Miles de evacuados en Taiwán

Aunque el ojo del tifón no impactó directamente a Taiwán, su cercanía provocó lluvias torrenciales, fuertes rachas de viento y condiciones meteorológicas severas.

Las autoridades evacuaron a más de 14 mil personas, principalmente de comunidades montañosas del norte y este de la isla, donde existe alto riesgo de deslaves e inundaciones.

El balance preliminar reporta 36 personas lesionadas, más de 27 mil viviendas sin energía eléctrica y la cancelación de casi mil 200 vuelos internacionales. Además, la mayoría de las ciudades y condados suspendieron actividades laborales y escolares como medida preventiva.

China intensifica medidas preventivas

Ante la inminente llegada del supertifón, el gobierno chino evacuó de manera preventiva a más de 1.8 millones de habitantes en las provincias de Zhejiang y Fujian, donde permanecen activadas alertas meteorológicas de nivel naranja y rojo.

Las autoridades mantienen en vigilancia permanente las zonas costeras y reforzaron los protocolos de protección civil, debido a que amplias regiones del país todavía se recuperan de las inundaciones y daños ocasionados por el tifón Maysak en días recientes.

Deslaves dejan víctimas en Filipinas

Los efectos indirectos de Bavi también alcanzaron Filipinas, donde los remanentes del sistema, combinados con el monzón del suroeste, provocaron intensas lluvias y deslizamientos de tierra en la isla de Mindanao.

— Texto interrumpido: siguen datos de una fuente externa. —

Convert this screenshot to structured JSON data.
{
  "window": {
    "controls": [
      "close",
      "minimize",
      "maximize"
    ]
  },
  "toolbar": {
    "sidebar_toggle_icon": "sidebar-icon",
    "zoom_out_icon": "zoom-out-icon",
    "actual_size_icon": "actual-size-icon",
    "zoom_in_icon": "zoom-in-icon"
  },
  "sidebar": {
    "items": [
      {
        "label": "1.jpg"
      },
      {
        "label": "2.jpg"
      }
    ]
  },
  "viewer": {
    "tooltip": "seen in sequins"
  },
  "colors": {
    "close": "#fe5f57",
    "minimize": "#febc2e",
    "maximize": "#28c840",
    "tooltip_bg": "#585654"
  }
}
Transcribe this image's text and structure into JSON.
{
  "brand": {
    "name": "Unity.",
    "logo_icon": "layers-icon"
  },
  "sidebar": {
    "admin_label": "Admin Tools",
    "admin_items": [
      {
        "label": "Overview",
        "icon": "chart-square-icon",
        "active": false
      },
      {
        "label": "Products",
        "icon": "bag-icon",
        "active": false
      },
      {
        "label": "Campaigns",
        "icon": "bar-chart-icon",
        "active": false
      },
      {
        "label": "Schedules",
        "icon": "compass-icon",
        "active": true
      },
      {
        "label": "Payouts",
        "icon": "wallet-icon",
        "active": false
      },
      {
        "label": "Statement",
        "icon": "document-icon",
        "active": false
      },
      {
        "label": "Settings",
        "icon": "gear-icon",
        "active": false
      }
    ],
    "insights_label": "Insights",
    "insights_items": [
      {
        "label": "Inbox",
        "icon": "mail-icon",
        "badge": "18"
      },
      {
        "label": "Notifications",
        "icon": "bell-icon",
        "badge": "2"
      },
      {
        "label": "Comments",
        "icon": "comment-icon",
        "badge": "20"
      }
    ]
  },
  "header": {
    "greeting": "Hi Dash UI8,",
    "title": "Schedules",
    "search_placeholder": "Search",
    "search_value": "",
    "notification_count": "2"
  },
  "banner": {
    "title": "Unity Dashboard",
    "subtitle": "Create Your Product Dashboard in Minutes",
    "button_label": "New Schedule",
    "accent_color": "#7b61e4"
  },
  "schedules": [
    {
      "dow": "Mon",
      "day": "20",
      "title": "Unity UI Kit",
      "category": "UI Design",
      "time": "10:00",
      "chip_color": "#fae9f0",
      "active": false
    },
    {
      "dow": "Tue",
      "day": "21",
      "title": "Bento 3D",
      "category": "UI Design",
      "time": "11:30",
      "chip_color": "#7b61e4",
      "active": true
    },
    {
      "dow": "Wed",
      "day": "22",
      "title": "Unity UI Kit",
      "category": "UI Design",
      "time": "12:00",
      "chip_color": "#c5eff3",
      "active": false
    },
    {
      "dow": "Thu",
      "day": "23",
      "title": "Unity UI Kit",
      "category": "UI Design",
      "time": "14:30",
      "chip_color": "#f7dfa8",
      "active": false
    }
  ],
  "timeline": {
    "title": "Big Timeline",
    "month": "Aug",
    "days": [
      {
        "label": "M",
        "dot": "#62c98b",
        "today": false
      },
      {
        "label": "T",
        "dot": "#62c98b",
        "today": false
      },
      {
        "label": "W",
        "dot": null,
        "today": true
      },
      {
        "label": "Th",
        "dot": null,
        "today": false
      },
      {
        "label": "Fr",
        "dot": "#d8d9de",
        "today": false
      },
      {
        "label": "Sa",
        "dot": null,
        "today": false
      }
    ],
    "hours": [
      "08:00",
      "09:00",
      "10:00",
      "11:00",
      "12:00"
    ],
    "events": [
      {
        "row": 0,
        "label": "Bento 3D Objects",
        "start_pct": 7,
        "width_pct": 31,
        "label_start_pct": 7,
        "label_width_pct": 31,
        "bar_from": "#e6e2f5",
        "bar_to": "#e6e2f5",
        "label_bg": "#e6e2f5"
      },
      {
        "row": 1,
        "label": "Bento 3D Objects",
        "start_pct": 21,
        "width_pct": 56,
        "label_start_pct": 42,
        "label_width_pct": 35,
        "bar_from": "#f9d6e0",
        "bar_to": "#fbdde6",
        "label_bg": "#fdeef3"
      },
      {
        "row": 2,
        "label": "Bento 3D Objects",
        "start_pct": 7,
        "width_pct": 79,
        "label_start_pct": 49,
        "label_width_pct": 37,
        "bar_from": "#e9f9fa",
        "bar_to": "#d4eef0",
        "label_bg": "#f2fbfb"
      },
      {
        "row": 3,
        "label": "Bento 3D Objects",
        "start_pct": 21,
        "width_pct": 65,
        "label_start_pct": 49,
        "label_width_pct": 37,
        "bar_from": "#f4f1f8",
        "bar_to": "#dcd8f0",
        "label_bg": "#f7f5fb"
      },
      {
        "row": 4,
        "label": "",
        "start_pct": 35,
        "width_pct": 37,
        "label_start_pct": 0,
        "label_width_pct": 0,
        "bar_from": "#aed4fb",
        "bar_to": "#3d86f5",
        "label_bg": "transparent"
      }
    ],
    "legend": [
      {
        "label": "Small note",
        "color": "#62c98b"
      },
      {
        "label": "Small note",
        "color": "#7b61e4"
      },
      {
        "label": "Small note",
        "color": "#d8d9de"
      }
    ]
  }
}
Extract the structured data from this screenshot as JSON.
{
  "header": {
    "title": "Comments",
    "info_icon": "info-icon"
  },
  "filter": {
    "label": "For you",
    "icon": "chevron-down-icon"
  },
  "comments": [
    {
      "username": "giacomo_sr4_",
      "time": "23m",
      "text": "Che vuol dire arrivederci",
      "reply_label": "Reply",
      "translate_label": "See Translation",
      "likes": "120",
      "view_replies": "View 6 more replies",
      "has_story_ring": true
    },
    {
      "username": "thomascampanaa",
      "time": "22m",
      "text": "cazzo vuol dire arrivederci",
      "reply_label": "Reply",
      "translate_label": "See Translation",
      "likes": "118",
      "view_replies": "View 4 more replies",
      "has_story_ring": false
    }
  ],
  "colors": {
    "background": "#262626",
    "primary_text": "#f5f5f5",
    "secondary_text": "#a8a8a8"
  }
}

El Consejo Nacional de Gestión y Reducción del Riesgo de Desastres (NDRRMC) informó que los deslaves dejaron al menos 17 personas fallecidas, además de afectaciones en diversas comunidades.

Un ciclón con historial destructivo

Antes de dirigirse hacia el este de Asia, Bavi ya había causado severos daños en territorios estadounidenses del Pacífico.

A principios de este mes, cuando alcanzó una intensidad equivalente a un huracán categoría 5, el tifón atravesó Guam y las Islas Marianas del Norte. El ojo del ciclón pasó directamente sobre la isla de Rota, con vientos sostenidos de 290 kilómetros por hora y ráfagas que alcanzaron los 350 km/h, provocando la caída de árboles, daños estructurales y el colapso de líneas eléctricas.

Con millones de personas bajo alerta y amplias zonas del este asiático en riesgo, las autoridades mantienen el monitoreo permanente del avance de Bavi, considerado uno de los sistemas tropicales más peligrosos de la actual temporada de ciclones en el Pacífico occidental.